Genellikle portre yapmayı tercih ederdi. Karşısındaki gibi gereğinden fazla
ayrıntılı kompozisyonlarda, detaylarda boğulup ilerleyemediği için bu tür
resimlerden uzak dururdu.
Salonda
ve yatak odasında uçsuz bucaksız manzarayı bir tablo gibi hapseden tavandan
yere kadar inen pencereler bu dairenin birçok güzel özelliğinden biriydi. Işıkları
yakıp pencere kenarında soyunmadığı sürece içeriyi gören olmadığından, duştan
çıktığında ya da giyinirken rahatça dolaşabiliyordu. Zaten hafif bir eksibisyonist
yanı da vardı ve evde çıplak dolaşmaktan çekinmezdi. Şimdi iş kıyafetlerini
çıkarıp şortunu giydi ve yoga matına oturup manzarayı seyretmeye koyuldu. Spor
yapmış gibi hissetmek için de dambılları eline alıp isteksizce bir iki indirip
kaldırdı. Derken kapının kilidi döndü ve Sofia koridora sevgilisini kapıda
karşılamaya koştu. Sıcacık sarılıp öpüştüler.
Charles
yorgundu. Sabah işe gitmek için arabasına binecekken, ön camındaki kocaman çatlağı
fark etmiş, aynı zamanda camda bir not bulmuştu. Polis notta suçluyu yakalıklarını,
bu kişinin 20 başka arabanın daha camını kırdığını ancak hiçbir şey çalmadan
polise teslim olduğunu bildirmişti. “Hadi ya, niye böyle bir şey yapmış ki?”
diye lafa girdi Sofia. Sonra da sorusuna kendi cevap verir gibi “Evsizlerden olmasın?

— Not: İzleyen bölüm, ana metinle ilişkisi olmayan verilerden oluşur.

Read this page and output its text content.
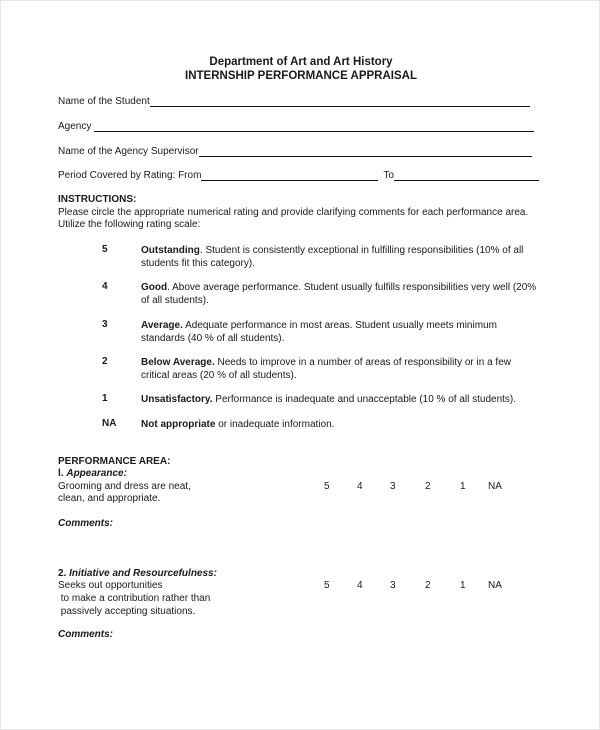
Department of Art and Art History
INTERNSHIP PERFORMANCE APPRAISAL
Name of the Student
Agency
Name of the Agency Supervisor
Period Covered by Rating: From	To
INSTRUCTIONS:
Please circle the appropriate numerical rating and provide clarifying comments for each performance area.
Utilize the following rating scale:
5	Outstanding. Student is consistently exceptional in fulfilling responsibilities (10% of all students fit this category).
4	Good. Above average performance. Student usually fulfills responsibilities very well (20% of all students).
3	Average. Adequate performance in most areas. Student usually meets minimum standards (40 % of all students).
2	Below Average. Needs to improve in a number of areas of responsibility or in a few critical areas (20 % of all students).
1	Unsatisfactory. Performance is inadequate and unacceptable (10 % of all students).
NA Not appropriate or inadequate information.
PERFORMANCE AREA:
l. Appearance:
Grooming and dress are neat,
clean, and appropriate.
5	4	3	2	1 NA
Comments:
2. Initiative and Resourcefulness:
Seeks out opportunities
to make a contribution rather than
passively accepting situations.
5	4	3	2	1 NA
Comments:
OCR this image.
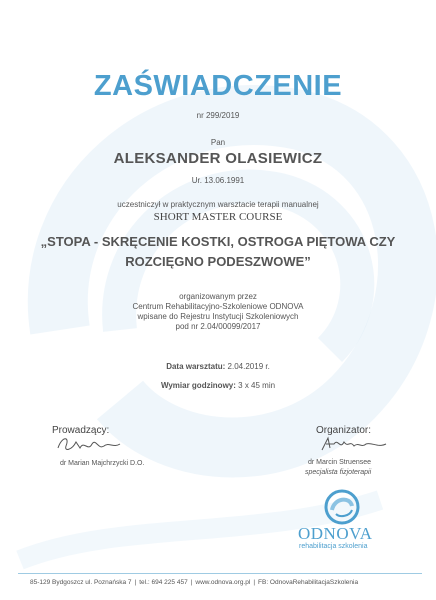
ZAŚWIADCZENIE
nr 299/2019
Pan
ALEKSANDER OLASIEWICZ
Ur. 13.06.1991
uczestniczył w praktycznym warsztacie terapii manualnej
SHORT MASTER COURSE
„STOPA - SKRĘCENIE KOSTKI, OSTROGA PIĘTOWA CZY
ROZCIĘGNO PODESZWOWE”
organizowanym przez
Centrum Rehabilitacyjno-Szkoleniowe ODNOVA
wpisane do Rejestru Instytucji Szkoleniowych
pod nr 2.04/00099/2017
Data warsztatu: 2.04.2019 r.
Wymiar godzinowy: 3 x 45 min
Prowadzący:	Organizator:
dr Marian Majchrzycki D.O.	dr Marcin Struensee
specjalista fizjoterapii
ODNOVA
rehabilitacja szkolenia
85-129 Bydgoszcz ul. Poznańska 7 | tel.: 694 225 457 | www.odnova.org.pl | FB: OdnovaRehabilitacjaSzkolenia
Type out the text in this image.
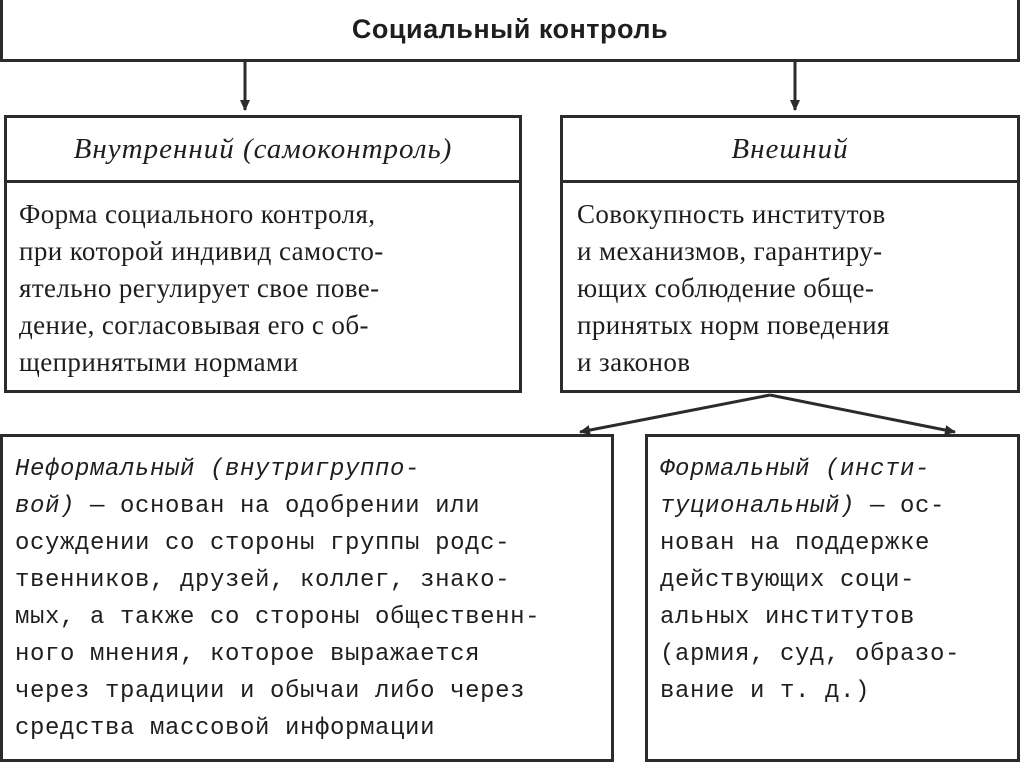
Социальный контроль
Внутренний (самоконтроль)
Форма социального контроля,
при которой индивид самосто-
ятельно регулирует свое пове-
дение, согласовывая его с об-
щепринятыми нормами
Внешний
Совокупность институтов
и механизмов, гарантиру-
ющих соблюдение обще-
принятых норм поведения
и законов
Неформальный (внутригруппо-
вой) — основан на одобрении или
осуждении со стороны группы родс-
твенников, друзей, коллег, знако-
мых, а также со стороны общественн-
ного мнения, которое выражается
через традиции и обычаи либо через
средства массовой информации
Формальный (инсти-
туциональный) — ос-
нован на поддержке
действующих соци-
альных институтов
(армия, суд, образо-
вание и т. д.)
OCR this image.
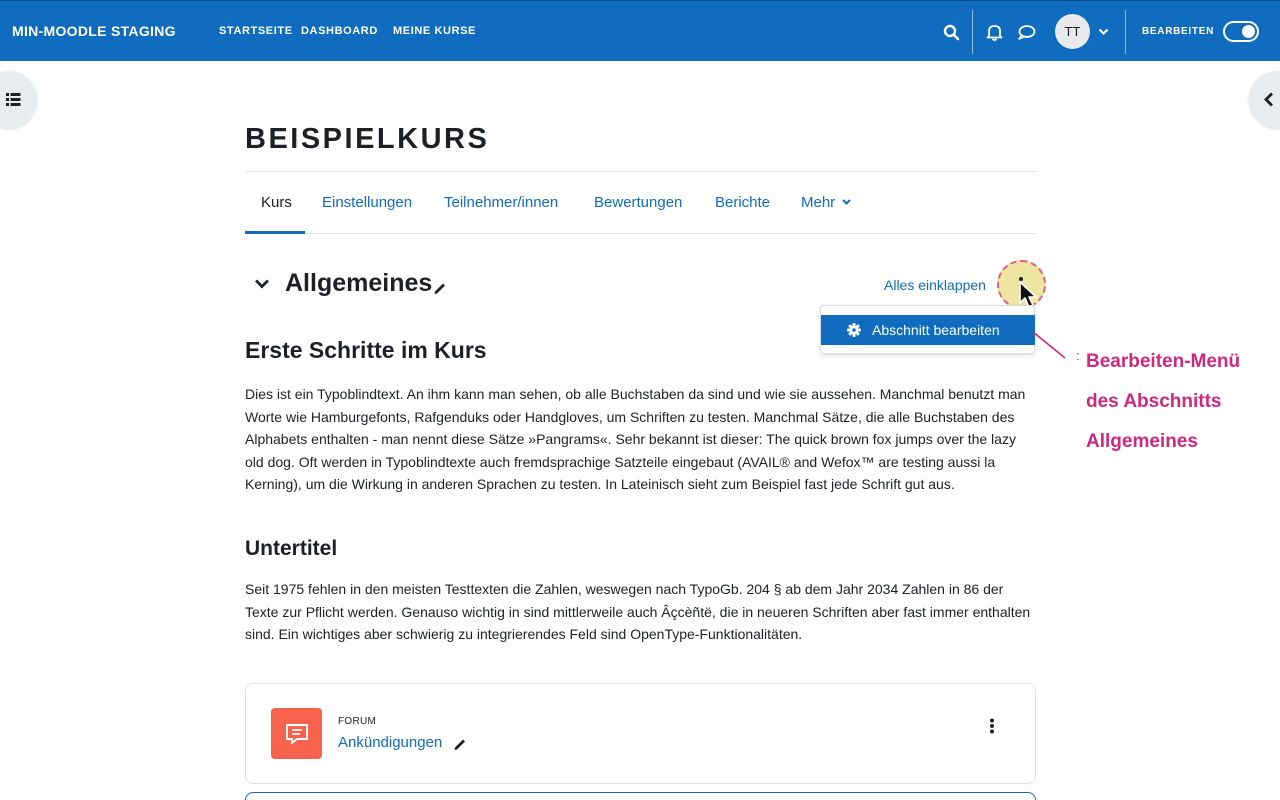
MIN-MOODLE STAGING	STARTSEITE DASHBOARD MEINE KURSE	TT	BEARBEITEN
BEISPIELKURS
Kurs Einstellungen Teilnehmer/innen Bewertungen Berichte Mehr
Allgemeines	Alles einklappen
Abschnitt bearbeiten
: Bearbeiten-Menü
des Abschnitts
Allgemeines
Erste Schritte im Kurs
Dies ist ein Typoblindtext. An ihm kann man sehen, ob alle Buchstaben da sind und wie sie aussehen. Manchmal benutzt man Worte wie Hamburgefonts, Rafgenduks oder Handgloves, um Schriften zu testen. Manchmal Sätze, die alle Buchstaben des Alphabets enthalten - man nennt diese Sätze »Pangrams«. Sehr bekannt ist dieser: The quick brown fox jumps over the lazy old dog. Oft werden in Typoblindtexte auch fremdsprachige Satzteile eingebaut (AVAIL® and Wefox™ are testing aussi la Kerning), um die Wirkung in anderen Sprachen zu testen. In Lateinisch sieht zum Beispiel fast jede Schrift gut aus.
Untertitel
Seit 1975 fehlen in den meisten Testtexten die Zahlen, weswegen nach TypoGb. 204 § ab dem Jahr 2034 Zahlen in 86 der Texte zur Pflicht werden. Genauso wichtig in sind mittlerweile auch Âçcèñtë, die in neueren Schriften aber fast immer enthalten sind. Ein wichtiges aber schwierig zu integrierendes Feld sind OpenType-Funktionalitäten.
FORUM
Ankündigungen
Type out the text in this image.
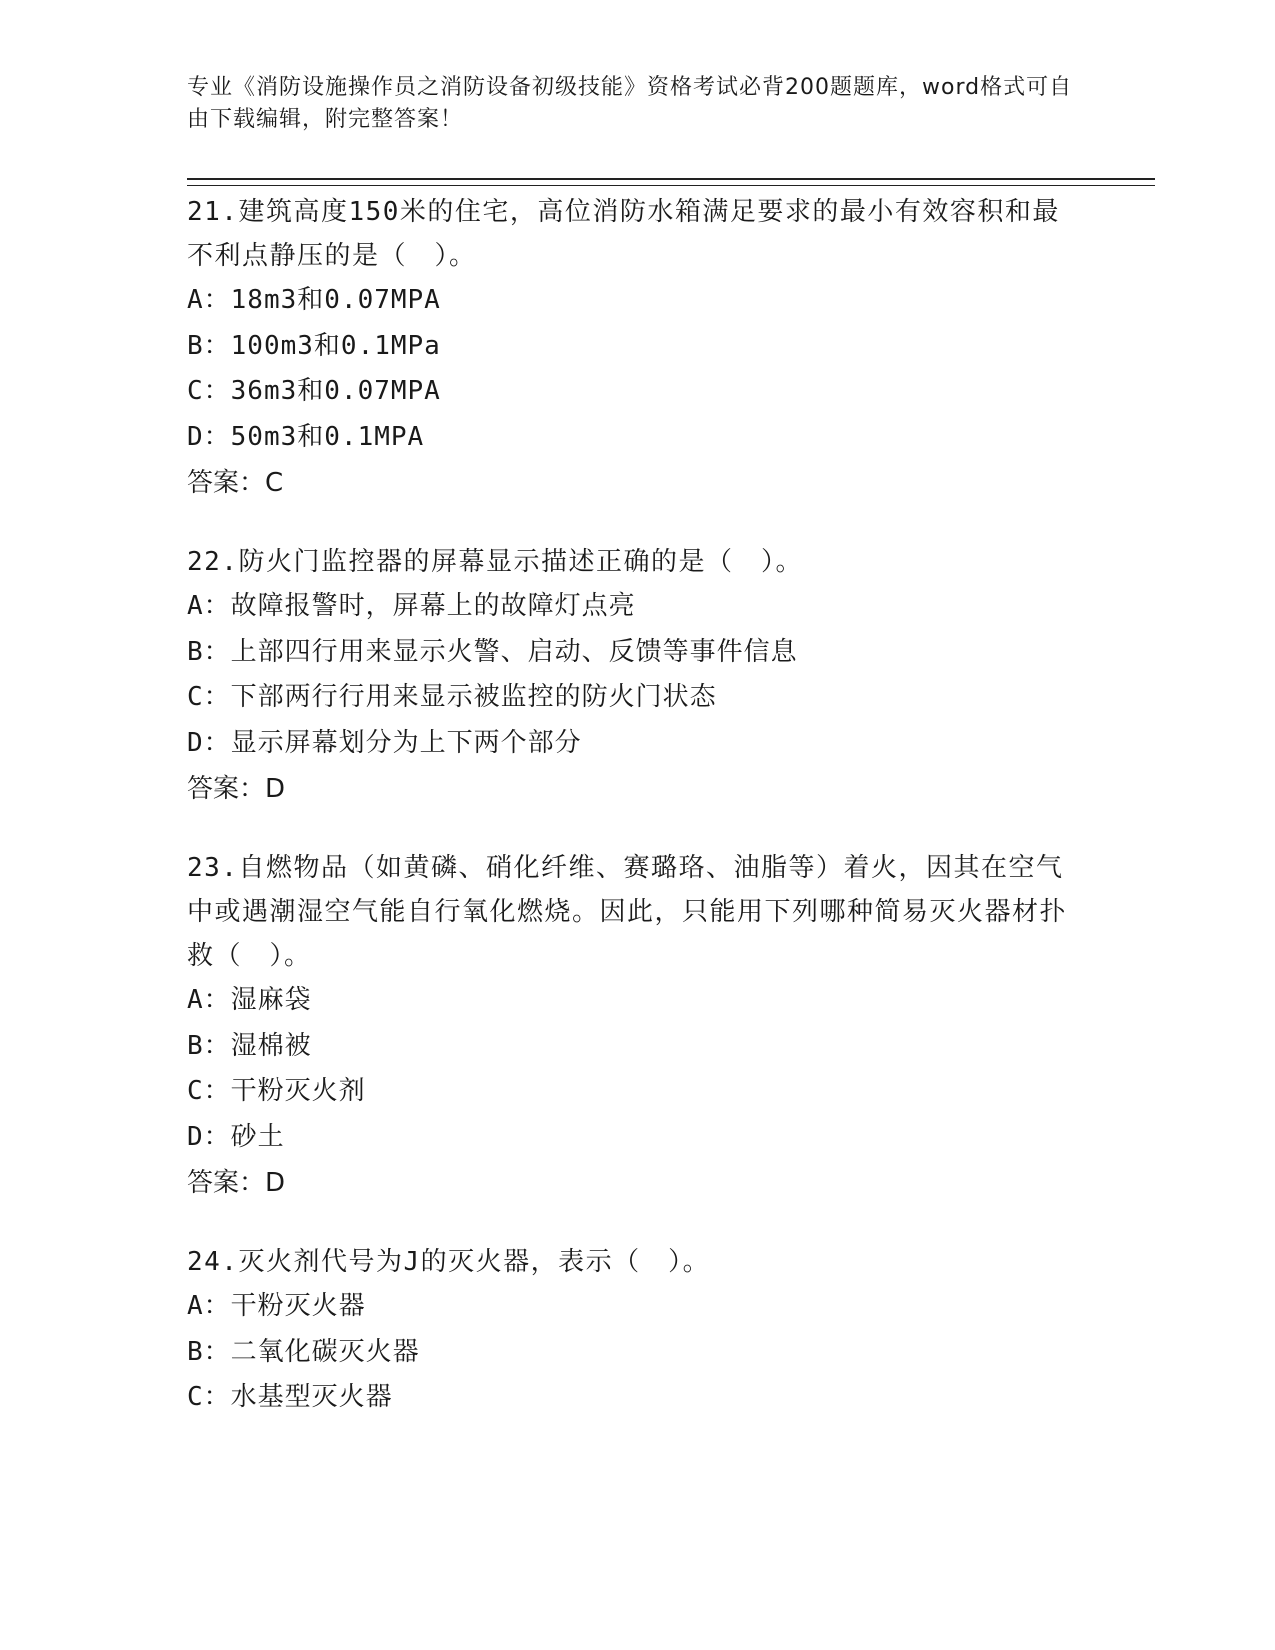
专业《消防设施操作员之消防设备初级技能》资格考试必背200题题库，word格式可自由下载编辑，附完整答案！

21.建筑高度150米的住宅，高位消防水箱满足要求的最小有效容积和最不利点静压的是（　）。

A：18m3和0.07MPA

B：100m3和0.1MPa

C：36m3和0.07MPA

D：50m3和0.1MPA

答案：C

22.防火门监控器的屏幕显示描述正确的是（　）。

A：故障报警时，屏幕上的故障灯点亮

B：上部四行用来显示火警、启动、反馈等事件信息

C：下部两行行用来显示被监控的防火门状态

D：显示屏幕划分为上下两个部分

答案：D

23.自燃物品（如黄磷、硝化纤维、赛璐珞、油脂等）着火，因其在空气中或遇潮湿空气能自行氧化燃烧。因此，只能用下列哪种简易灭火器材扑救（　）。

A：湿麻袋

B：湿棉被

C：干粉灭火剂

D：砂土

答案：D

24.灭火剂代号为J的灭火器，表示（　）。

A：干粉灭火器

B：二氧化碳灭火器

C：水基型灭火器
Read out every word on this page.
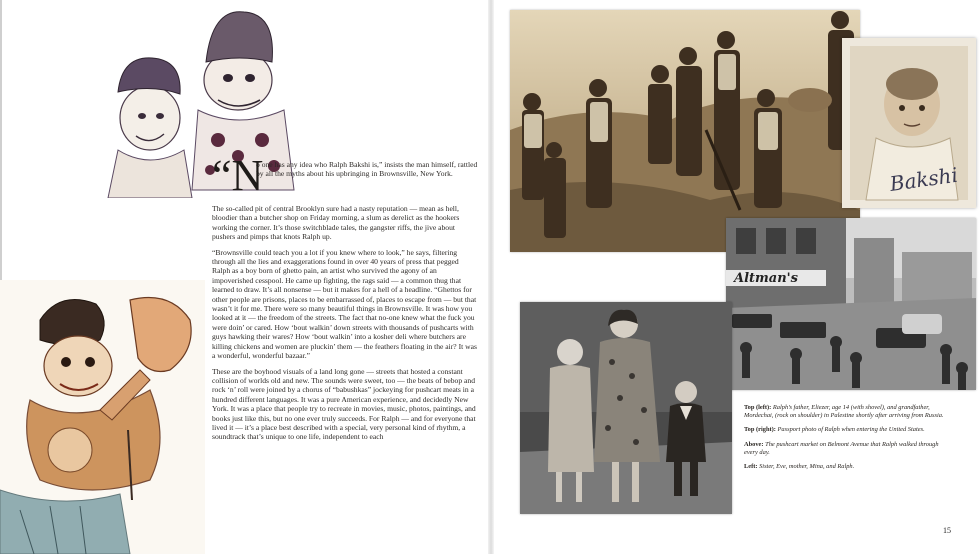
“N
o one has any idea who Ralph Bakshi is,” insists the man himself, rattled by all the myths about his upbringing in Brownsville, New York.

The so-called pit of central Brooklyn sure had a nasty reputation — mean as hell, bloodier than a butcher shop on Friday morning, a slum as derelict as the hookers working the corner. It’s those switchblade tales, the gangster riffs, the jive about pushers and pimps that knots Ralph up.

“Brownsville could teach you a lot if you knew where to look,” he says, filtering through all the lies and exaggerations found in over 40 years of press that pegged Ralph as a boy born of ghetto pain, an artist who survived the agony of an impoverished cesspool. He came up fighting, the rags said — a common thug that learned to draw. It’s all nonsense — but it makes for a hell of a headline. “Ghettos for other people are prisons, places to be embarrassed of, places to escape from — but that wasn’t it for me. There were so many beautiful things in Brownsville. It was how you looked at it — the freedom of the streets. The fact that no-one knew what the fuck you were doin’ or cared. How ‘bout walkin’ down streets with thousands of pushcarts with guys hawking their wares? How ‘bout walkin’ into a kosher deli where butchers are killing chickens and women are pluckin’ them — the feathers floating in the air? It was a wonderful, wonderful bazaar.”

These are the boyhood visuals of a land long gone — streets that hosted a constant collision of worlds old and new. The sounds were sweet, too — the beats of bebop and rock ‘n’ roll were joined by a chorus of “babushkas” jockeying for pushcart meats in a hundred different languages. It was a pure American experience, and decidedly New York. It was a place that people try to recreate in movies, music, photos, paintings, and books just like this, but no one ever truly succeeds. For Ralph — and for everyone that lived it — it’s a place best described with a special, very personal kind of rhythm, a soundtrack that’s unique to one life, independent to each

Bakshi
Altman's

Top (left): Ralph’s father, Eliezer, age 14 (with shovel), and grandfather, Mordechai, (rock on shoulder) in Palestine shortly after arriving from Russia.

Top (right): Passport photo of Ralph when entering the United States.

Above: The pushcart market on Belmont Avenue that Ralph walked through every day.

Left: Sister, Eve, mother, Mina, and Ralph.

15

Kış yaklaşırken hapiste daha rahat edeceğini düşünmüş olabilir.”. Charles
başını sallayarak onu onayladı. İş arkadaşları da aynı sonuca varmıştı. Trajik
bir durumdu aslında. Sofia bir buzdolabından bir şişe Chardonnay çıkarıp iki
kadehe eşit paylaştırırdı. Sonra da birini Charles’a verip, gözlerinin içine bakarak
“Santé” dedi. “Boş ver. İyi bir iş yapmışsın gibi düşün. Yalnız bu çok dekadan bir
çare. Düşünsene, yirmi araç sahibi ayni senin gibi bugün sabah camlarındaki çatlağı
görüp canları sıkılarak güne başladı, polis şubesine gidip hasar hakkındaki evrakları
tamamladılar, sigorta şirketlileriyle görüştüler, tamirhaneden randevu aldılar,
bir sürü zahmet, zaman ve para kaybı.”. Charles’ın içindeki sıkıntı, Sofia’nın
sözleriyle ve dudaklarında şarabin tadıyla dağılmış, keyfi yerine gelmişti.